In questa direzione, è difficile non restare affascinati da You Have No Idea How Much I Love You (Non hai idea di quanto ti ami), di Pawel Lozinski, il cui sguardo si affaccia sulle sessioni di terapia familiare di Ewa e Anya, madre e figlia: come «incomunicabilità» genealogica primaria, in triangolazione con la presenza del loro psicoterapeuta. L’azzardo, dunque, è in primis sporgersi su un luogo, quello della seduta di psicoterapia, precluso per essenza a tutti coloro che non siano i diretti interessati, qualcosa che suscita remore e attrazione, insieme a un serpeggiare di domande che si moltiplicheranno innanzi ai primi titoli di coda, ovviamente non svelabili.
Perché, se non esistono due visioni identiche di una stessa opera nemmeno per gli stessi occhi, in questo caso, ciò sarà massimamente vero. E a lungo ci si potrà interrogare su quale sarebbe stata la percezione del tutto, nell’ipotesi in cui quelle righe non fossero state poste in calce al documentario. Ma l’azzardo sarà anche l’impronta stilistica voluta da Lozinski per l’intera opera, una teoria di primi piani su fondo grigio, il tempo reinventato della singola seduta, segnato da una pausa su fondo nero. Sì, ci troveremo in presenza di un unico lemma dell’alfabeto cinema: close up come eco delle accezioni sperimentate dai maestri, Bergman su tutti, ma anche come svelamento di paesaggi emozionali umani che, considerato il contesto, mai saremmo stati in grado di vedere.

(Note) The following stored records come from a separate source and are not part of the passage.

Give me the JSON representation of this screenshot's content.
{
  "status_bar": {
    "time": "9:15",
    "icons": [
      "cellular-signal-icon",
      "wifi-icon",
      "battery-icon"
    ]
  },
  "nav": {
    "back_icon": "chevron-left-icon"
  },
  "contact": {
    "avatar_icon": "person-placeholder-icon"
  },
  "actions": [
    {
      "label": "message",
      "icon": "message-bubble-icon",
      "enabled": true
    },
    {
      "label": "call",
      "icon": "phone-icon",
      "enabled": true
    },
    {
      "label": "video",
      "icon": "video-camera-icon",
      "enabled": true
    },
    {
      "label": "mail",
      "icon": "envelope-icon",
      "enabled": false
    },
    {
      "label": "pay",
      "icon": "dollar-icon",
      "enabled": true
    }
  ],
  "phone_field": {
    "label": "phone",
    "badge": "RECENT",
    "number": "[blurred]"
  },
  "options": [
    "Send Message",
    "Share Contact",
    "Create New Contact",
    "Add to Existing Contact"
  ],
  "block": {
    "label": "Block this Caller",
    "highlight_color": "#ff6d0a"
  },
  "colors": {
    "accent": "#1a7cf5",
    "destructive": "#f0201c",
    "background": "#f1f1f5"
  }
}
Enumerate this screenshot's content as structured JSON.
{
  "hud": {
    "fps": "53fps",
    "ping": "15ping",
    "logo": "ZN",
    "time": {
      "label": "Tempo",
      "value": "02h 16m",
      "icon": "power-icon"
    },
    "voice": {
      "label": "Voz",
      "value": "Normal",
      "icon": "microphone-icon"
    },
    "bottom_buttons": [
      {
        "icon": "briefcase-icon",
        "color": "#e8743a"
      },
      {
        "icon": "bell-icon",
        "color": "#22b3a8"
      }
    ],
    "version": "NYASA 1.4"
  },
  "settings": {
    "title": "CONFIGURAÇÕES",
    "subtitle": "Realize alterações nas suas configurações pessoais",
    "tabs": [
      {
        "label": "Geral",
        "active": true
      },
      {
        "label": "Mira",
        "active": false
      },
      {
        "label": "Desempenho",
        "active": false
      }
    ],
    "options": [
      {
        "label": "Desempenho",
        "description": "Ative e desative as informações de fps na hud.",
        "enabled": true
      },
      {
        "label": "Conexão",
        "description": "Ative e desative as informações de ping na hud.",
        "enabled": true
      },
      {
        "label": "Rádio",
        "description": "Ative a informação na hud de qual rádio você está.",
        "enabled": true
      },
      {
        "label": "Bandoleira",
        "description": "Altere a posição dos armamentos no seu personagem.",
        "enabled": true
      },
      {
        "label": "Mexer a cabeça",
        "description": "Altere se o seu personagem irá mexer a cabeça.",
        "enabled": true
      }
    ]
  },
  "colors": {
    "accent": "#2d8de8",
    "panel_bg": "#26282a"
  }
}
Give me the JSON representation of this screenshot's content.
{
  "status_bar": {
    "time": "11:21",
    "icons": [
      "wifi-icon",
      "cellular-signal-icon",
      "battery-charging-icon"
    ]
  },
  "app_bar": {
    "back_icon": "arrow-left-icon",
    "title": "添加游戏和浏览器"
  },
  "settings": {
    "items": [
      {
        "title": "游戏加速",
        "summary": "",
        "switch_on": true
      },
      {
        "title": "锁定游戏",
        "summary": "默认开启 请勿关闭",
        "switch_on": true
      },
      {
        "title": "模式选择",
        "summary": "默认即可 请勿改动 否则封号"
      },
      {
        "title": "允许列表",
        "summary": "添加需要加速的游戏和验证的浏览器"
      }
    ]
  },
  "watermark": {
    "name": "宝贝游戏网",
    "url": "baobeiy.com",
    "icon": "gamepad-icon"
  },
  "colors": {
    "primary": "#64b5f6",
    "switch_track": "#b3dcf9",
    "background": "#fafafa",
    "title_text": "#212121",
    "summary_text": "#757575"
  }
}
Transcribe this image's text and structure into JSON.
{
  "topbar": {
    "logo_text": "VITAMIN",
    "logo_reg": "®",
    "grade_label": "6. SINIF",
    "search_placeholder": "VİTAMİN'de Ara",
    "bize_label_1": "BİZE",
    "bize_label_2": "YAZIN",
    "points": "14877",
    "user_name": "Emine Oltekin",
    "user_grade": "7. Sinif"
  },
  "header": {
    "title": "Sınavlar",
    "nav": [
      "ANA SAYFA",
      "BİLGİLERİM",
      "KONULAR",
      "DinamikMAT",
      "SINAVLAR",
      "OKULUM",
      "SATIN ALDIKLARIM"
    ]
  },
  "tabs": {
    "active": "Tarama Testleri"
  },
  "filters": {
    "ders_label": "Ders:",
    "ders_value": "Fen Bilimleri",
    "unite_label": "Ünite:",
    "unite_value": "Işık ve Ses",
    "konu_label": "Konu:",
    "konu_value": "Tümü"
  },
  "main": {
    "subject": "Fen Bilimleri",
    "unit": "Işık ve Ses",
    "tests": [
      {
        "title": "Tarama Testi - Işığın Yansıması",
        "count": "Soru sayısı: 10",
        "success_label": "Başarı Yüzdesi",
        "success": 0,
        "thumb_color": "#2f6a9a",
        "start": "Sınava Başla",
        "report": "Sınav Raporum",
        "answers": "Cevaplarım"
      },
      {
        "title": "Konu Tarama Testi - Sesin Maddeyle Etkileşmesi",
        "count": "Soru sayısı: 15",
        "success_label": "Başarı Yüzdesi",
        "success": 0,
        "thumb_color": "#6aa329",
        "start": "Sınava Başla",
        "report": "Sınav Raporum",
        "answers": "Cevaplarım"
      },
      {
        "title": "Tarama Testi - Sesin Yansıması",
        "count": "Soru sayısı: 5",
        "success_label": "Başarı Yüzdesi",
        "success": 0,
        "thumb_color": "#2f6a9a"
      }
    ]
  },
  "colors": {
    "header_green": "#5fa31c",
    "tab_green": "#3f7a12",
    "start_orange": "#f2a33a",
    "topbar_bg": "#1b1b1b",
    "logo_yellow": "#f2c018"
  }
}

Parliamo della progressiva inermità di Anya, la figlia, colei che ha voluto gli incontri, 25 anni e un aspetto da adolescente imbronciata, la casa materna abbandonata già da qualche anno e un groppo in gola ogni volta che si appresta a tornarvi, e parliamo dell’inermità di Ewa, la madre, rimasta «sola con un gatto e lo yoga». Sono le loro interiorità chiamate in causa che si fronteggiano, si ritraggono, si specchiano, tra silenzi e lacrime, difese che si sgretolano, passarsi fazzoletti di carta e sorsi d’acqua…
E ancora il vissuto del divorzio, visto dall’una e dall’altra (nel corto Close Ties, sempre in concorso, è lo sguardo affettuoso della regista Zofia Kowalewska, che si confronta col ménage matrimoniale dei suoi nonni, tornati insieme dopo una separazione), memorie d’infanzia e il rintocco empatico del terapeuta, i suoi occhi lucidi per un attimo: perché sei qui? Puoi dire una parola alla bambina addolorata che eri? Ti accorgi di come una antica immagine di te ti tenga al laccio?

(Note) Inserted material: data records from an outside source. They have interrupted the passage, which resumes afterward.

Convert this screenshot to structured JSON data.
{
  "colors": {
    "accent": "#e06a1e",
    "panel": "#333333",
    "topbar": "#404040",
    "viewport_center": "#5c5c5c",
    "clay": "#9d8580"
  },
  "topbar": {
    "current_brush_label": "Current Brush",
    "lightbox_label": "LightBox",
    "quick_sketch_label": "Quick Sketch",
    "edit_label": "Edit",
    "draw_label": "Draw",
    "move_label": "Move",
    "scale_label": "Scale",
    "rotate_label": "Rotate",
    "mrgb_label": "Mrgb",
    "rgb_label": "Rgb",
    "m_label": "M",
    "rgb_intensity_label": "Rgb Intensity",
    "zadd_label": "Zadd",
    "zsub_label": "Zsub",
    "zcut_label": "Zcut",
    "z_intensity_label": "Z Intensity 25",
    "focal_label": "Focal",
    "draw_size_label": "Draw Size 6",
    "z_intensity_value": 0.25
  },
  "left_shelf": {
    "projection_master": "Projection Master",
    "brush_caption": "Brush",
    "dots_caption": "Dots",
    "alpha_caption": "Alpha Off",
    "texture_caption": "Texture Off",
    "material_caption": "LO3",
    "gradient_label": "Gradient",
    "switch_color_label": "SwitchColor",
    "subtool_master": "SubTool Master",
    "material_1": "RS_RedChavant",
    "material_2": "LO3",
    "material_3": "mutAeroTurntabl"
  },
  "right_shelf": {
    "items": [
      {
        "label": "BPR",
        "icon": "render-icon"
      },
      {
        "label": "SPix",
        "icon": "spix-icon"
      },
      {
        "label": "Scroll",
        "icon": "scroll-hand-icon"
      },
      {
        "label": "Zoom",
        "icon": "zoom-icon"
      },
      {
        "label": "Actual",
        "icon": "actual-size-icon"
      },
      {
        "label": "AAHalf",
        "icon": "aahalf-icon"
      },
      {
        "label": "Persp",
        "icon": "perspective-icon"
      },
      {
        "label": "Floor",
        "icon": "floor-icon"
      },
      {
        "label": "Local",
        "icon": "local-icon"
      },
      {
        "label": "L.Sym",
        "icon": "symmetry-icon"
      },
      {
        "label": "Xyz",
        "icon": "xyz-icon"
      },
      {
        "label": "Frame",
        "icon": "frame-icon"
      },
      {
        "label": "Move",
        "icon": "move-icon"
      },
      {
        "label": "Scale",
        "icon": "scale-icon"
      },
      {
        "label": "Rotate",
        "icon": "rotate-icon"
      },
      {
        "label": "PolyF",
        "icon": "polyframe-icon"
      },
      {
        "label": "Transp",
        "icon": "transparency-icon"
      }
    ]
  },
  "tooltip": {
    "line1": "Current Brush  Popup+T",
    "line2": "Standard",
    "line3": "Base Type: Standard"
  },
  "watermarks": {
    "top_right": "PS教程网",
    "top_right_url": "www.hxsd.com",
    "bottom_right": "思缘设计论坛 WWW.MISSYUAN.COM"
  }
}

E ancora il viso di una mentre ascolta l’altra, e quello di lui in attesa, e il loro guardarsi come guardare in macchina, al regista e a noi, come cerchi di riflessi in cui inevitabilmente affiorano le memorie personali di ognuno/a. Lozinski, che ha alle spalle una lunga storia di dialogo con il festival, sente il problema umano della solitudine come uno dei più immani (da vedere, su Youtube, l’intervista a firma di Vittorio Iervese, 2013): forse per questo ci invita a un viaggio verso i territori più reconditi dell’anima.
Perché siamo soli alla nascita e alla morte, afferma, qualcosa che si coglie anche nell’onirico La vie à venir di Claudio Capanna, ossia lo spazio sempre privatissimo, stavolta della terapia intensiva per bambini prematuri di un ospedale di Bruxelles (comincia immaginando il rosso fluttuante dell’ambiente intrauterino), visto attraverso il vissuto di due gemellini, maschio e femmina – la cui venuta al mondo rimanda a Leboyer di Per una nascita senza violenza – dei loro genitori, del fratellino e del personale medico.
E se nel film di Lozinski è geniale l’irruzione dei suoni della strada nei titoli finali di un’opera «senza» esterni, qui siamo nel tempo bianco e ovattato di esistenze potenti e fragilissime, nel linguaggio segreto e sussurrato che la madre scambia con loro, nel parlarsi pelle seno, nella conditio sine della vita stessa che verrà… Come dolce sorprendente rivelarsi di un cinema à venir.